Monitor for control of bleeding, signs and symptoms of DIC (blood pressure changes, pulse rate changes, chest pain/cough, fibrinogen decreased, platelet count decreased, fibrin-fibrinogen degradation products, significantly-prolonged thrombin time, PT, or partial thromboplastin time), thrombotic and thromboembolic events; hemoglobin and hematocrit; hypotension; have epinephrine ready to treat hypersensitivity reactions. Note: Tests used to monitor hemostatic efficacy, such as aPTT and TEG, are not useful for monitoring responses with anti-inhibitor coagulant complex (Hoffman, 2012). Dosing to normalize these values may result in DIC.
Pregnancy Risk Factor
Animal reproduction studies have not been conducted.
• Discuss specific use of drug and side effects with patient as it relates to treatment. (HCAHPS: During this hospital stay, were you given any medicine that you had not taken before? Before giving you any new medicine, how often did hospital staff tell you what the medicine was for? How often did hospital staff describe possible side effects in a way you could understand?)
• Patient may experience fatigue or change in taste. Have patient report immediately to prescriber signs of blood clots (numbness or weakness on one side of your body; pain, redness, tenderness, warmth, or swelling in the arms or legs; change in color of an arm or leg; angina; shortness of breath; fast heartbeat; or coughing up blood), signs of infection, signs of breathing problems (shortness of breath, wheezing, coughing, or breathing gets worse), severe dizziness, passing out, severe nausea, vomiting, severe headache, chills, tachycardia, mouth discoloration, difficulty speaking or thinking, change in balance, or blurred vision (HCAHPS).
• Educate patient about signs of a significant reaction (eg, wheezing; chest tightness; fever; itching; bad cough; blue skin color; seizures; or swelling of face, lips, tongue, or throat).
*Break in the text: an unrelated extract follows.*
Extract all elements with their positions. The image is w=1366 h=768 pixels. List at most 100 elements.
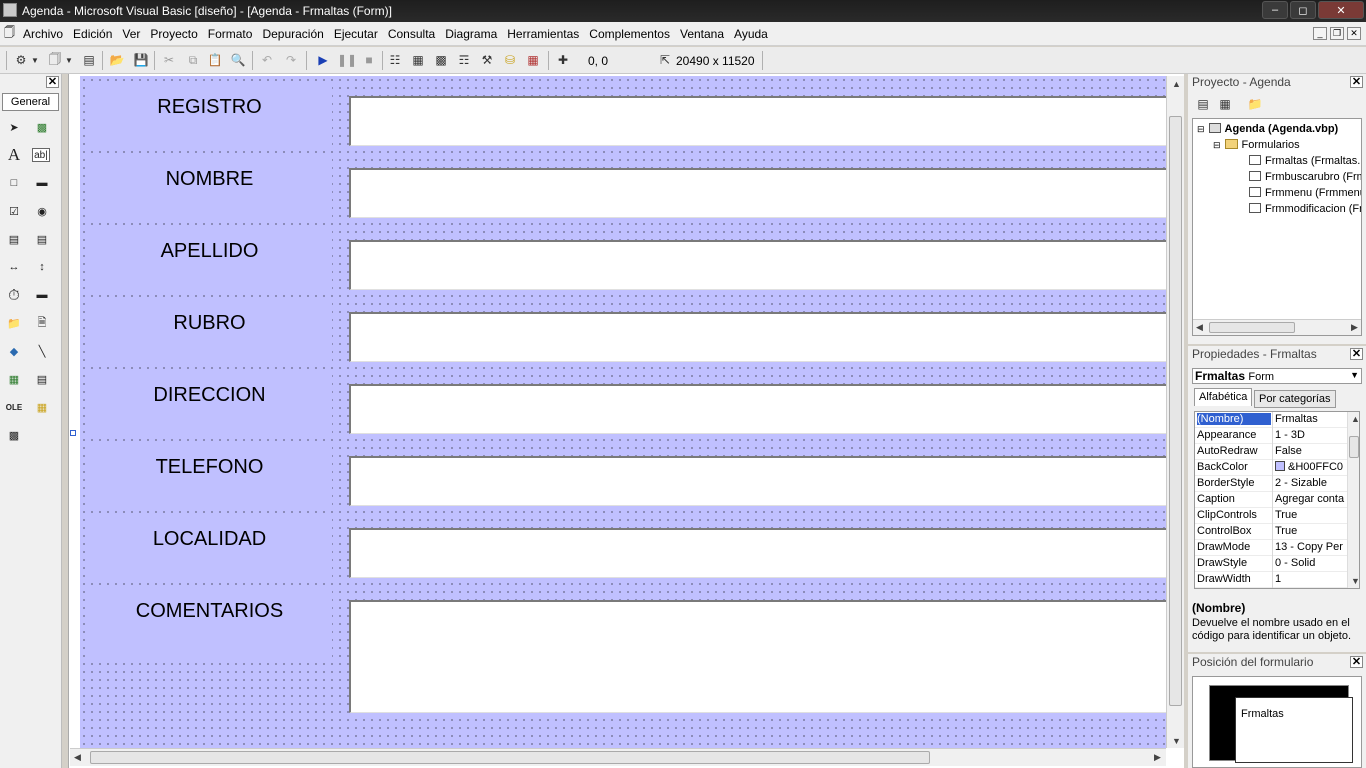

Note: This is not a comprehensive list of all side effects. Patient should consult prescriber for additional questions.
Intended Use and Disclaimer: Should not be printed and given to patients. This information is intended to serve as a concise initial reference for healthcare professionals to use when discussing medications with a patient. You must ultimately rely on your own discretion, experience and judgment in diagnosing, treating and advising patients.